Recent lessons with Lucy as we begin to delve into the more complicated grammar stuff have proved my assertions wrong. One quick example, Swahili, as a language, isn't big on prepositions. Very few exist in the language. So, how does one say 'I will cook for you.'? So ni is I, ta means future tense, ku in this situation means you, and then pika is to cook. So, nitakupika. Except, wait, no. That literally means 'I will cook you'. Not exactly a sentence one needs (unless you're Hannibal Lector). So the very patient Lucy taught up how the verb itself changes so that this translation should actually be nitakupikia. A small, but vital difference you'll agree.

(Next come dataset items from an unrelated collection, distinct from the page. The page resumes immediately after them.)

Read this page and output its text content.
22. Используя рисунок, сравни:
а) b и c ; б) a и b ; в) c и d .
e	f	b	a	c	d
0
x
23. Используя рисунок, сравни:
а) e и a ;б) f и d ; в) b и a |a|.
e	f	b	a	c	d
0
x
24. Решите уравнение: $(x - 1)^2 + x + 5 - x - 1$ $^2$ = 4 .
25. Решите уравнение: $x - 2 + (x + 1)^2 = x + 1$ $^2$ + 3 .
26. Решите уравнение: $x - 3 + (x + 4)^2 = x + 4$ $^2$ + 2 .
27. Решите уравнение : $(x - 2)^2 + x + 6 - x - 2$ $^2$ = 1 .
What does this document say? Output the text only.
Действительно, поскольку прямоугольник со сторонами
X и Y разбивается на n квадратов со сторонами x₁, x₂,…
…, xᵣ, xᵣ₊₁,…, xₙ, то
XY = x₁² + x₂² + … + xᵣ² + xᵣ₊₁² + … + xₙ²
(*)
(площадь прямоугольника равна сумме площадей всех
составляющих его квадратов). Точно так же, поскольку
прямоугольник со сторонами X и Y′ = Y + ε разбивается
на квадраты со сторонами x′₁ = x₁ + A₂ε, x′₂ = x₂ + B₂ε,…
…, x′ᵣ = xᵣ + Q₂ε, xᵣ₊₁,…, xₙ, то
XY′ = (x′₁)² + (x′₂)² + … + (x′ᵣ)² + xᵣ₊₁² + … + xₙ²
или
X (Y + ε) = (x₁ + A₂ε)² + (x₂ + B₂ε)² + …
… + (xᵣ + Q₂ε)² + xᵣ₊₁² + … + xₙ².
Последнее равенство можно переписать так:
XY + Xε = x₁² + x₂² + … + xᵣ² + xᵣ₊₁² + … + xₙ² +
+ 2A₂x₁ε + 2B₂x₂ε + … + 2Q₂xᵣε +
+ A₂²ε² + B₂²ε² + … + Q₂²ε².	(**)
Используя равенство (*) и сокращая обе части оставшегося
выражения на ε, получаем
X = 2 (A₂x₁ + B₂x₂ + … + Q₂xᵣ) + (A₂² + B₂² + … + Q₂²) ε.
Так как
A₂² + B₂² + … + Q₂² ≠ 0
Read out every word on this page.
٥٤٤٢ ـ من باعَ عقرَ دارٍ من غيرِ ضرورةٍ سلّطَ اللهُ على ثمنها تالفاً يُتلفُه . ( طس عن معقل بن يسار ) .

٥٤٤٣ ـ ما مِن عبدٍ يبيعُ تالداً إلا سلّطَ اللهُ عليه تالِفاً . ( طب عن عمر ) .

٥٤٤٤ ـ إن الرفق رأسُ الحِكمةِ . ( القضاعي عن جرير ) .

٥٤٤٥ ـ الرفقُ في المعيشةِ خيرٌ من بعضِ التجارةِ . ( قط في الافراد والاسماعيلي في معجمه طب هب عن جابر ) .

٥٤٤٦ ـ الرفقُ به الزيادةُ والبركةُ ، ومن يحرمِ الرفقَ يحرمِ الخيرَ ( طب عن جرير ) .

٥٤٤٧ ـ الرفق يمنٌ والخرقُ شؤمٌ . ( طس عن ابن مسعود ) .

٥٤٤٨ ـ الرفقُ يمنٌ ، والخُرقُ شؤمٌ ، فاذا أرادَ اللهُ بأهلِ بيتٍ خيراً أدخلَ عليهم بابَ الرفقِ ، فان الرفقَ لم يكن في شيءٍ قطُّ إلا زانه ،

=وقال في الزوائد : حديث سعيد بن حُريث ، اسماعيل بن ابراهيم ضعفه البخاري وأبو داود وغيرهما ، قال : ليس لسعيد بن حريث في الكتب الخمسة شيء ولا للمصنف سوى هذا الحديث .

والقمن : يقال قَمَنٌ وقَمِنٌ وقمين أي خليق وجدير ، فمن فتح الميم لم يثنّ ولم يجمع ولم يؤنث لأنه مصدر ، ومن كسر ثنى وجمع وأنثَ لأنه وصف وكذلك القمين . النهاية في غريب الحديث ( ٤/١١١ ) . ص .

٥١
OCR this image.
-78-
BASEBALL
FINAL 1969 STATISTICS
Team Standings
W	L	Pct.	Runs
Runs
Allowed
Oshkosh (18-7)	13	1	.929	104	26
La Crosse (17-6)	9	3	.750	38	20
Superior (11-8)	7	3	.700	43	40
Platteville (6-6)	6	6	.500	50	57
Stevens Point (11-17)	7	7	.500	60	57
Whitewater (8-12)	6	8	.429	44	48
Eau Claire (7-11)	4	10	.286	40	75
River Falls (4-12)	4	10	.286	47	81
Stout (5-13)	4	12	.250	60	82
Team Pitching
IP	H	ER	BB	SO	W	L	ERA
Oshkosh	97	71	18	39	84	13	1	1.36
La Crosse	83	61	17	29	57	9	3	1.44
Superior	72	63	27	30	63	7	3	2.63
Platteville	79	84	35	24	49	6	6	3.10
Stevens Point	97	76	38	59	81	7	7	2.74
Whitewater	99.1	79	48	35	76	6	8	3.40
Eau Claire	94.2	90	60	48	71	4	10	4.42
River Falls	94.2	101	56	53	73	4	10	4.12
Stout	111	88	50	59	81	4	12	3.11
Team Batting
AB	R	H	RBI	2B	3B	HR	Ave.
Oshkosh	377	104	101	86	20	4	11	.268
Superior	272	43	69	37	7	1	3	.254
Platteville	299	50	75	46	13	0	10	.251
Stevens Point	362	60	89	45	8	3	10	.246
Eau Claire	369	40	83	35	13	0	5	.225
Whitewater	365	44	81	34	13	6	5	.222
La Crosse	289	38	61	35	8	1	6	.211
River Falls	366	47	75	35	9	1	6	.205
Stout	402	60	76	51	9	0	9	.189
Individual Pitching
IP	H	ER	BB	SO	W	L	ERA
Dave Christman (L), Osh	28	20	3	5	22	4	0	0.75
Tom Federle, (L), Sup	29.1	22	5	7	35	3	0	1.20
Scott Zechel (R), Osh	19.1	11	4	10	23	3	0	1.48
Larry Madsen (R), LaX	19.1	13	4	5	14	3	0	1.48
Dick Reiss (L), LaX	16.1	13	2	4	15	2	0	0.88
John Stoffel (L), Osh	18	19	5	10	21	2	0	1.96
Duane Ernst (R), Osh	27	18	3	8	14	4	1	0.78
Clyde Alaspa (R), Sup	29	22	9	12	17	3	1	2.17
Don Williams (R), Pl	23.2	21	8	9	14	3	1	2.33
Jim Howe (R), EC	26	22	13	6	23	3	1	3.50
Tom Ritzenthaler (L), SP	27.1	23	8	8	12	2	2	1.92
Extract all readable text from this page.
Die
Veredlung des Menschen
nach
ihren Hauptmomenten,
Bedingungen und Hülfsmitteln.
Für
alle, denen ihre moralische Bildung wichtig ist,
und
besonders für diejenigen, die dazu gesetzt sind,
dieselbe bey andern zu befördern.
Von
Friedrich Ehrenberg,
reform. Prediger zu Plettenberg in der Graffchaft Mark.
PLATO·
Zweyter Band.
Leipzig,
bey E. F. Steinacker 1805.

And do you know how many verb endings to convey lots of slightly different situations there are? 6! Expect a rant in coming weeks when we have to learn about the 9 different types of nouns. 9!
Studying hard with Lucy (photo courtesy of Nicole) |
Those children are rediculously cute and yes the wooly hat adds to the cuteness. Keep up the swahili even though it seems very difficult. x
ReplyDelete9 different types of nouns! I'd be very (nerdily) interested in see how/why a language would require such indulgences! p.s. very cute kid in wooly hat. I think it's the ratio of hat size to head size that triggers the cute-ness.